Another organization supporting a Paris Agreement-type accord on plastic is SoulBuffalo, which led the first activist-to-industry summit on ocean plastic in 2019. “To imagine the summit, picture 165 senior leaders from Coca-Cola, Dow, Greenpeace, the American Chemistry Council, the World Bank, The World Wildlife Fund and representatives of some of the world’s 15 million informal waste pickers all stuck together on a boat together in the middle of the Atlantic Garbage Patch for four days,” wrote SoulBuffalo founder Dave Ford in Scientific American. “We snorkeled together in a sea of plastic and hosted boundary-pushing conversations between leaders that don’t usually sit in the same room.” 

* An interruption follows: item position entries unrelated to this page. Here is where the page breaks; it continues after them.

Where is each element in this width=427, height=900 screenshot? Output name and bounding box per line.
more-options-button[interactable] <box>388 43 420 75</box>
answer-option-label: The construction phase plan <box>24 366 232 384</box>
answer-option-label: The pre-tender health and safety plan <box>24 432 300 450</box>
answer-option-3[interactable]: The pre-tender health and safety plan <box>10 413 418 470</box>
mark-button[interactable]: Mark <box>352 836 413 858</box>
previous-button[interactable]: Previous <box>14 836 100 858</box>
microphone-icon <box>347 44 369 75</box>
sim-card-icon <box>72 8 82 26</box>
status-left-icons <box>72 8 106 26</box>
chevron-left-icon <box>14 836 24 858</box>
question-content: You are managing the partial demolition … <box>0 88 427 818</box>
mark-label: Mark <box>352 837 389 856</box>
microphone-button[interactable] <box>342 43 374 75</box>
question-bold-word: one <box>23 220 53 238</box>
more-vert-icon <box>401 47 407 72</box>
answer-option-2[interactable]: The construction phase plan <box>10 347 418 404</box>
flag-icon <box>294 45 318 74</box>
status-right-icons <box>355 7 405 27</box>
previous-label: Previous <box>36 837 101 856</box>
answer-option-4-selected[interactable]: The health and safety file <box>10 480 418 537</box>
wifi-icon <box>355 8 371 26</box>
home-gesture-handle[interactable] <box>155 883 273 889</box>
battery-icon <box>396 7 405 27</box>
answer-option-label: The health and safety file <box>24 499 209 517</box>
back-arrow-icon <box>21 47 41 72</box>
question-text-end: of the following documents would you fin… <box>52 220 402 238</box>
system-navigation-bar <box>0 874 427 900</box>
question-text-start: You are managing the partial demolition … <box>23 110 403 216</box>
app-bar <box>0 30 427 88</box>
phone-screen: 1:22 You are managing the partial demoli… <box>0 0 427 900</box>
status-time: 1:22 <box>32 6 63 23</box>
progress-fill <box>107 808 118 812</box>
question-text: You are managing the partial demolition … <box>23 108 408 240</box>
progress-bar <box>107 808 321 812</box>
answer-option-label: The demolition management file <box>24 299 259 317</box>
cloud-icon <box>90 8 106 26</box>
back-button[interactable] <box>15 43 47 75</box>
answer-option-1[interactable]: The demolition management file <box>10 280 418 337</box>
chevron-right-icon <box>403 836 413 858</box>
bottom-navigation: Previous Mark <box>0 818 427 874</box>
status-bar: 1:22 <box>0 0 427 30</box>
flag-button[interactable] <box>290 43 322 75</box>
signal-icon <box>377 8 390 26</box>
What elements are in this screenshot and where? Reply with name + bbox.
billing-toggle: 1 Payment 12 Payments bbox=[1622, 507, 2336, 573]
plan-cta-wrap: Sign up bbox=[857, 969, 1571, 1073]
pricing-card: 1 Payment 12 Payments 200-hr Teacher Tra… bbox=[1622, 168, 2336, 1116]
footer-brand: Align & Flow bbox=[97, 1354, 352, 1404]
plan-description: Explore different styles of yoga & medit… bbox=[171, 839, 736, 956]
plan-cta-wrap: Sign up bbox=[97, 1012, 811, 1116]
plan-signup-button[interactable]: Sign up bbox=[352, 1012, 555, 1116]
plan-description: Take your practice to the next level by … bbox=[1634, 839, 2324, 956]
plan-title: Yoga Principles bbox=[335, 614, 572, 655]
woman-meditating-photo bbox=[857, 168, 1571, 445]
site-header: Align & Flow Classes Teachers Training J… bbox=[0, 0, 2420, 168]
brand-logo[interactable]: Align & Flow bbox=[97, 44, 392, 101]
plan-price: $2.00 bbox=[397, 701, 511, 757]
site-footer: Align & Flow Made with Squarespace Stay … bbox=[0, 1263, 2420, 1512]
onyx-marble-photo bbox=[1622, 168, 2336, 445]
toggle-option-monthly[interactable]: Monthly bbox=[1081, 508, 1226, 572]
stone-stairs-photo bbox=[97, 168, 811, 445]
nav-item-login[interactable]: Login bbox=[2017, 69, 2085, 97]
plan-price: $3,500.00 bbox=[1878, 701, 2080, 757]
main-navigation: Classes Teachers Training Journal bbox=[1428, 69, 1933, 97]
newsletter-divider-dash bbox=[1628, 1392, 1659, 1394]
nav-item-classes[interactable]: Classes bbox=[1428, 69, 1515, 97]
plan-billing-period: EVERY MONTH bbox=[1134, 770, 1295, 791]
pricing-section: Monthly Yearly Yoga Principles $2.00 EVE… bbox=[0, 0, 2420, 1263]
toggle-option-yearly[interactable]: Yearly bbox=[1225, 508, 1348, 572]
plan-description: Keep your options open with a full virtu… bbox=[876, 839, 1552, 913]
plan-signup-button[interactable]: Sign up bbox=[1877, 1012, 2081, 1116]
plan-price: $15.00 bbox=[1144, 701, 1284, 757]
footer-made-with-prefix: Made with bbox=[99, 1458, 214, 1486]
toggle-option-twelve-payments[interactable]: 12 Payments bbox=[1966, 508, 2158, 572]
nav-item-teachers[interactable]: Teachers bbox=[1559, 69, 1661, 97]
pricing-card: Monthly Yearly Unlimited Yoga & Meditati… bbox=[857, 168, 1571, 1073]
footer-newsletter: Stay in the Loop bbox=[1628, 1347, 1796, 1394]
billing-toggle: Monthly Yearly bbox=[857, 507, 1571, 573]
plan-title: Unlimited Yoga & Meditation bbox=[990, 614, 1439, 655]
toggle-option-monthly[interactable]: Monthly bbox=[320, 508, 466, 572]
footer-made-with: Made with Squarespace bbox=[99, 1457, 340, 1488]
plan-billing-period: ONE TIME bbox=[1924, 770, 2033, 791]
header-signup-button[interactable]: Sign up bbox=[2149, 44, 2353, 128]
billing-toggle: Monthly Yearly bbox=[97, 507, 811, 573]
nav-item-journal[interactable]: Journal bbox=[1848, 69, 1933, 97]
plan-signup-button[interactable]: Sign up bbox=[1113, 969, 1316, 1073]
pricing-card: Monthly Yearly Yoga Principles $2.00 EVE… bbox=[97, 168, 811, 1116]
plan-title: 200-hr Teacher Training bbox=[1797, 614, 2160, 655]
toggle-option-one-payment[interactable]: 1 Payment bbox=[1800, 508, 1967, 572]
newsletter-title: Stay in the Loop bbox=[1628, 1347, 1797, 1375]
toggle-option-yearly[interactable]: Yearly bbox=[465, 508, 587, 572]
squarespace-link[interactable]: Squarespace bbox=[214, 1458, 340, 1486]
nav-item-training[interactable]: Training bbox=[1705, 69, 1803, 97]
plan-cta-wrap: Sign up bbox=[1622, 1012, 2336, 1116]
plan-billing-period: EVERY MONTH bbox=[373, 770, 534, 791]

The summit was just one of a series of conversations—moved online during the pandemic—that activists are holding in preparation for a February 2022 United Nations decision on whether to move forward on a global plastics treaty, according to Ford. Environmental NGOs have already called for a global plastics treaty in a June 2020 report co-authored by the Center for International Environmental Law. A month later, Pew Charitable Trusts, SYSEMIQ and academic partners published Breaking the Plastic Wave, an evidence-based roadmap to drastically reduce plastic ocean pollution.   

The proposal for a Paris agreement on plastics has drawn support from climate scientists and other experts around the world. With this in mind, the Ellen MacArthur Foundation, the World Wildlife Fund and the Boston Consulting Group drew up a business case last year for a United Nations treaty on plastic pollution, one endorsed by NGOs and 30 major businesses. The report warns of the urgent need for action from industry and governments: Plastic pollution, it says, “can persist for centuries. It is increasingly polluting the environment and threatening the food chain. There is no time to waste.”

With the advent of the G7 conference on June 11, ocean experts are hoping that the Biden administration will push the idea of a global plastics treaty. To date, however, the United States is the only G7 country that has not publicly called for such a treaty.